O zamanlar insanlar, Dünya'nın yüzeyinden ne kadar yüksek olursa, havanın o kadar nadir ve soğuk hale geldiğini zaten biliyorlardı. Ancak Wilkins bu soruna bir çözüm buldu: "su ile nemlendirilmiş süngerler incelmeye karşı yardımcı olacaktır."

Tabii ki, hayalini gerçekleştirmeye asla yaklaşmayı başaramadı. Bununla birlikte, Wilkins, yüzyıllar sonra uçaklara ve uzay roketlerine yol açacak araştırmanın öncüsü olduğu kanıtlanan kuş uçuşunun mekaniğini incelerken, teorisini meslektaşı Robert Hooke'un yardımıyla test etti. Hiçbiri deneyimlerini kaydetmedi. Sadece deney yaptılar ve bugün başarılı olmadıklarını söylemek güvenli. Hooke'un kendisi, Wilkins'in dış uzayın nefes almadığını ve aslında oksijenden yoksun bir boşluk olduğunu keşfettikten sonra umudunu yitirmesinin nedeni olabilir.

Elbette, bugünden itibaren, Wilkins'in planlarını, kendine aşırı güvenen bir "gazi"nin cahilce gevezelikleri olarak alaya almak kolay.

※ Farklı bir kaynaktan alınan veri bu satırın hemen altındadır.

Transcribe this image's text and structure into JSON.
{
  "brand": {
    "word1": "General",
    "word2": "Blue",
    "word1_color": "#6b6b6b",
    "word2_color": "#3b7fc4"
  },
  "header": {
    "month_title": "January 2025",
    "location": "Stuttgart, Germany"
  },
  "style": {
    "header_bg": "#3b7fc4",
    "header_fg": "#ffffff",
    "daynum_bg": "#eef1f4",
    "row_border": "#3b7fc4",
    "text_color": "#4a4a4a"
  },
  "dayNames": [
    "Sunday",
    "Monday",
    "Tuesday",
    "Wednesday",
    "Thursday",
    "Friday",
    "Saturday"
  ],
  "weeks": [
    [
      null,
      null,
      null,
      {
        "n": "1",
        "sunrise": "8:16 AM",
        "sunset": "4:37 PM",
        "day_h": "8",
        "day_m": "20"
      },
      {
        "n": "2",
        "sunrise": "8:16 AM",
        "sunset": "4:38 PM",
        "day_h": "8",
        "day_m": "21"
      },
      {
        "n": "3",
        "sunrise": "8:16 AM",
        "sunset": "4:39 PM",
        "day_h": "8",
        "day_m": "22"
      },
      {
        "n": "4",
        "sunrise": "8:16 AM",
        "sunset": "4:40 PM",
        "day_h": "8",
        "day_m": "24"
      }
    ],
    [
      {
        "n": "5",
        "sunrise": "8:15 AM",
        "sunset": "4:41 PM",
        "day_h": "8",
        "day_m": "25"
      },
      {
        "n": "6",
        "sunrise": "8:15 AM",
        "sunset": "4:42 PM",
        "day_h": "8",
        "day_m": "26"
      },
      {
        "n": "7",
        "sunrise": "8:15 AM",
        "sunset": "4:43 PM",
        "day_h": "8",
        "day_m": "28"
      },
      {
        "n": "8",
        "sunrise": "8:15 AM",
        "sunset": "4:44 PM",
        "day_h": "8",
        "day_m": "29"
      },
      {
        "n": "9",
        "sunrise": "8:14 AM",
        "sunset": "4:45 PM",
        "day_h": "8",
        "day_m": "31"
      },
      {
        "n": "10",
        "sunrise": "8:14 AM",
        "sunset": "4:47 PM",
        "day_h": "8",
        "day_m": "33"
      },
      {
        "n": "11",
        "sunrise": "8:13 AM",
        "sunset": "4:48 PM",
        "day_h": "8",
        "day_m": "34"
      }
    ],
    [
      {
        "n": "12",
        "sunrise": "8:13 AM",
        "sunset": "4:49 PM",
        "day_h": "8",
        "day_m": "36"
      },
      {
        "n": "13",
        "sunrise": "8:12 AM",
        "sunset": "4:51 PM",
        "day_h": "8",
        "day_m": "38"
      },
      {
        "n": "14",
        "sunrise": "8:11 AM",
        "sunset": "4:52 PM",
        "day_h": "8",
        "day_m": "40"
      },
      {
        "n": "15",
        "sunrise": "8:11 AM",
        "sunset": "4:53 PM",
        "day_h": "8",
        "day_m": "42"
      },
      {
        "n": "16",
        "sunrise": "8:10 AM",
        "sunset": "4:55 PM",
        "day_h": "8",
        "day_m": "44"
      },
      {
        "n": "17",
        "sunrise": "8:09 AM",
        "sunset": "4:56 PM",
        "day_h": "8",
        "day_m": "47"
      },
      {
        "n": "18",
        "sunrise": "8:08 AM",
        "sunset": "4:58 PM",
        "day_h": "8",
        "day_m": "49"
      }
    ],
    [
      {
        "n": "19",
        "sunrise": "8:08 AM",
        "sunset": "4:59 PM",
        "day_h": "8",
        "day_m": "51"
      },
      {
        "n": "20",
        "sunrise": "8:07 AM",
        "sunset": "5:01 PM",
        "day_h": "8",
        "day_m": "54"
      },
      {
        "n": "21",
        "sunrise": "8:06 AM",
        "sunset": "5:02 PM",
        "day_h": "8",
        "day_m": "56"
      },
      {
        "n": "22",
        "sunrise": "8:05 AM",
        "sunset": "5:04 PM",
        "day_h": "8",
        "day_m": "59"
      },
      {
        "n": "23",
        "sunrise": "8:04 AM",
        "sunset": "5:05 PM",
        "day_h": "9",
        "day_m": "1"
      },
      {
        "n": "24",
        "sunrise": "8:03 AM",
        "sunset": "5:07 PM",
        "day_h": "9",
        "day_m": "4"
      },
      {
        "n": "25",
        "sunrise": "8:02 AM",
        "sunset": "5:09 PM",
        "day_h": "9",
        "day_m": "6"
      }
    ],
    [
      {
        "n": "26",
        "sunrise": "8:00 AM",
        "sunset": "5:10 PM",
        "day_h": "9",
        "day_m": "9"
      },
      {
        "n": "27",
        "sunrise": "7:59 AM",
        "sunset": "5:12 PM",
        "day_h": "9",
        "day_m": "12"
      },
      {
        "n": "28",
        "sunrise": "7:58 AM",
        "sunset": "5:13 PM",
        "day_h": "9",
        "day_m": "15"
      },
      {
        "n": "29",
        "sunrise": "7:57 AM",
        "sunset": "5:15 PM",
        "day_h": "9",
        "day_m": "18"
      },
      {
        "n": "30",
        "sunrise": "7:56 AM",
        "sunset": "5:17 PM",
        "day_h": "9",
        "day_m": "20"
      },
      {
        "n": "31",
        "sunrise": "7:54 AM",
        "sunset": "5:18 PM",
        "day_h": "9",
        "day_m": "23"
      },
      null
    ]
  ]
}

Ancak fikirleri devrimciydi çünkü ilk akla gelen kişi o olabilirdi. Oxford araştırmacısı Allan Chapman'ın yazdığı gibi, "1640'ta John Wilkins gibi meraklı bir genç adam, modası geçmiş dogmalar yıkılırken ve yeni çağın olanakları heyecan verici ve neredeyse sınırsız göründüğünden, kendisini 'bilimsel devrim'in tam merkezinde buldu." Bazen fantezileri gerçeklikten uzak olsa bile, onu çok fazla hayal kurmakla nasıl suçlayabilirsin?